Friday, January 19, 2018

Water Woes, or an Idiot Tries Plumbing Part 2


Water Woes, or, an Idiot Tries Plumbing

In a previous post about frozen pipes, I said that I had dodged a bullet at the house and was nicked by a bullet at the cabin. Wrong. Now, as Paul Harvey says, the rest of the story:

Cabin --

Due to a previous plumbing problem a couple of years ago, I has forced to cut loose from the water lines in the concrete slab and run a PIX line (that is NEVER supposed to freeze and burst) through the attic and into the bathrooms. The PIX line attaches to a PVC pipe coming from the ground with a brass "el" fitting and goes through the outer wall and into the cabinet under the sink. A "T" connection from there carries lines other places. The outside PVC was insulated, but the insulation did not seal well against the weatherboarding of the outside wall, and that is where the line burst and froze.

PIX is not glued like PVC: the connections are mechanical, not glue. "This will be easy," I thought: "just disconnect the line from the 'T' connection under the sink and from the 'el' outside, pull it out of the wall and install a new piece of pipe".

Wrong.

I went to the local building supply store (not a "big box") where employees can actually give advice. And got the necessary tools and parts for the repair job. Using the "disconnect tool" I disconnected the damaged line from both the inside and outside connections, and proceeded to pull it from the wall. It moved about an inch and caught on something. I told my wife, who was inside the cabin, to push from her end. She did, and nothing happened. "Push harder," I yelled. She yelled back, "I am sitting on the floor and pushing as hard as I can with my foot!"

Hum.

I am a member of the "If-it-won't-budge-hit-it-with-a-bigger-hemmed-or-spray-on-more-WD-40-club, so I clamped a pair of "Vice-Grip" pliers onto my end, sat on the ground, braced both feet against the wall, yelled a weight-lifters grunt and pulled with all my might -- and the pipe emerged from the wall. "I got it," I yelled! No, you didn't, Paula replied, It is still on the inside and I am pushing against it."

"Darn" (or something like that.)

I looked into the hole and saw a brass ring that was slightly larger than the hole. It looked like a mechanical connector. Someone, it appeared to me, had spliced the line INSIDE the wall. Why would they do that? I had pulled so hard that I had pulled my end of the pipe from the connector.

I chucked a drill bit slightly larger than the hole into my drill and enlarged the hole. The brass fitting was still hung up. I enlarged the hole: same problem. I enlarged it again, and again, until I could get my entire hand into the wall -- and found the problem: Not only was there a junction of pipes under the sink, there was one INSIDE the wall, and I was pulling against a "T" connector.

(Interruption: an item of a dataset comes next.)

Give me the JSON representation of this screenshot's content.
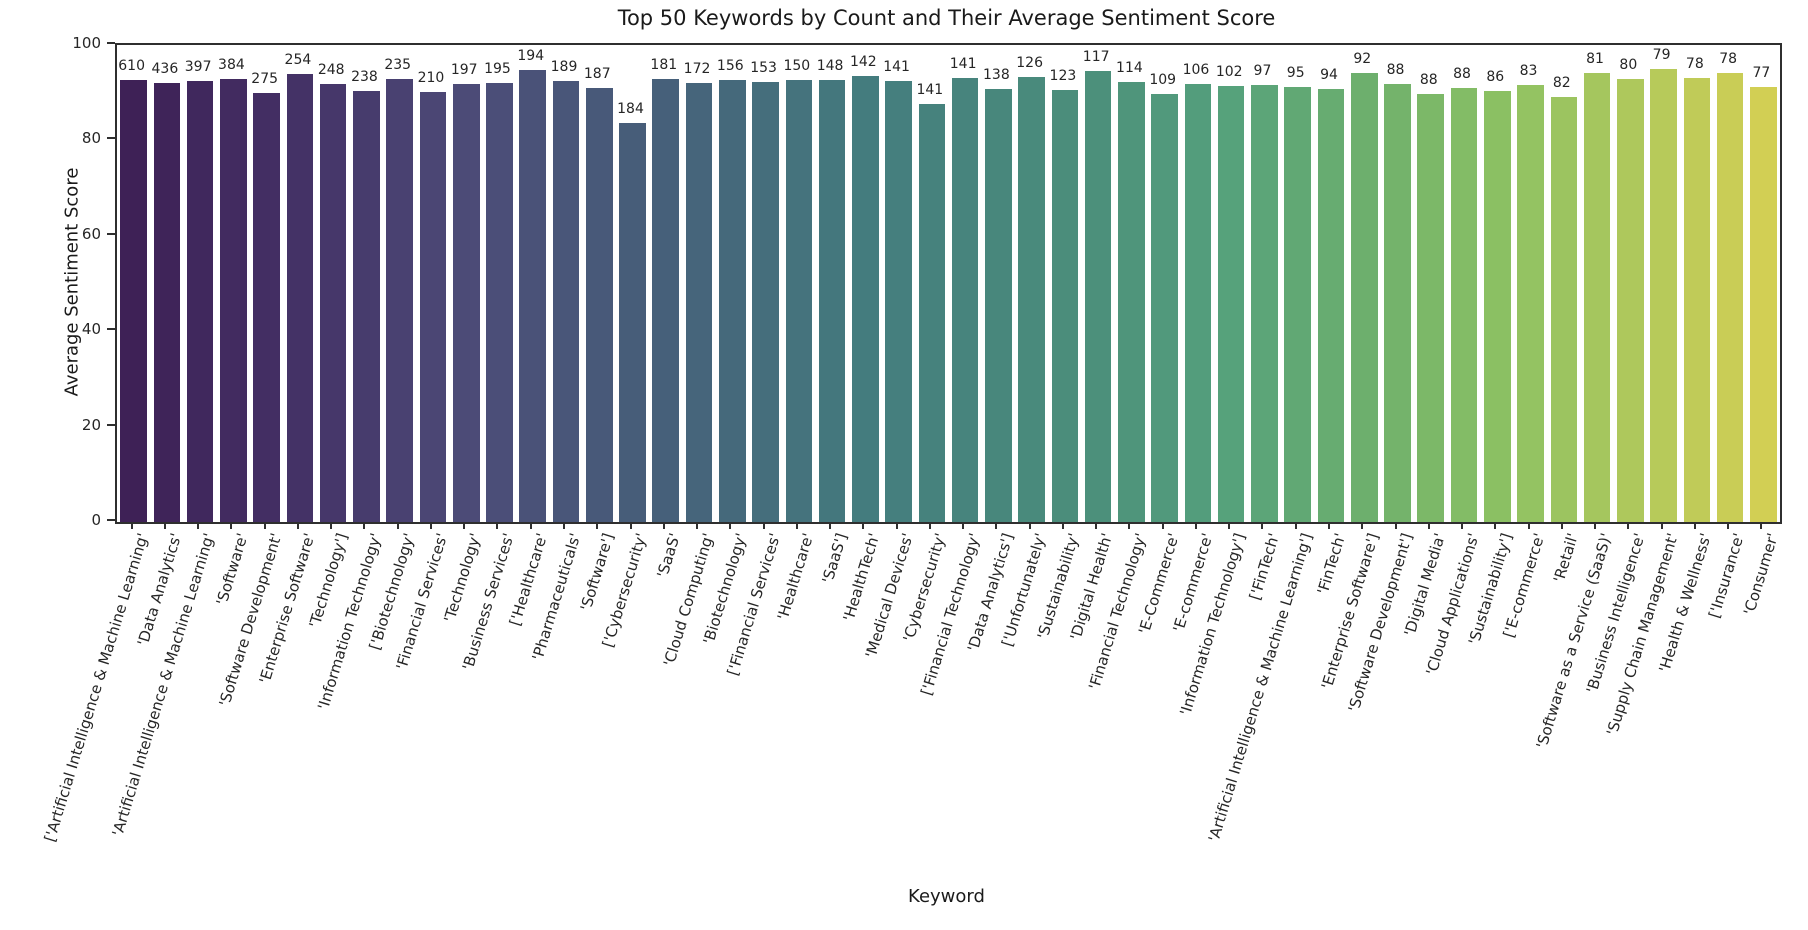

I was going to have to remove weatherboarding from the wall in order to get at the connection.

Dark was approaching, so I did the only sensible thing -- what I should have done to begin with: I called the man who installed it. I explained that it was a cabin, I knew he had to serve people whose houses were without water; I had a place to live with running water, so I could wait -- I thought, wrongly.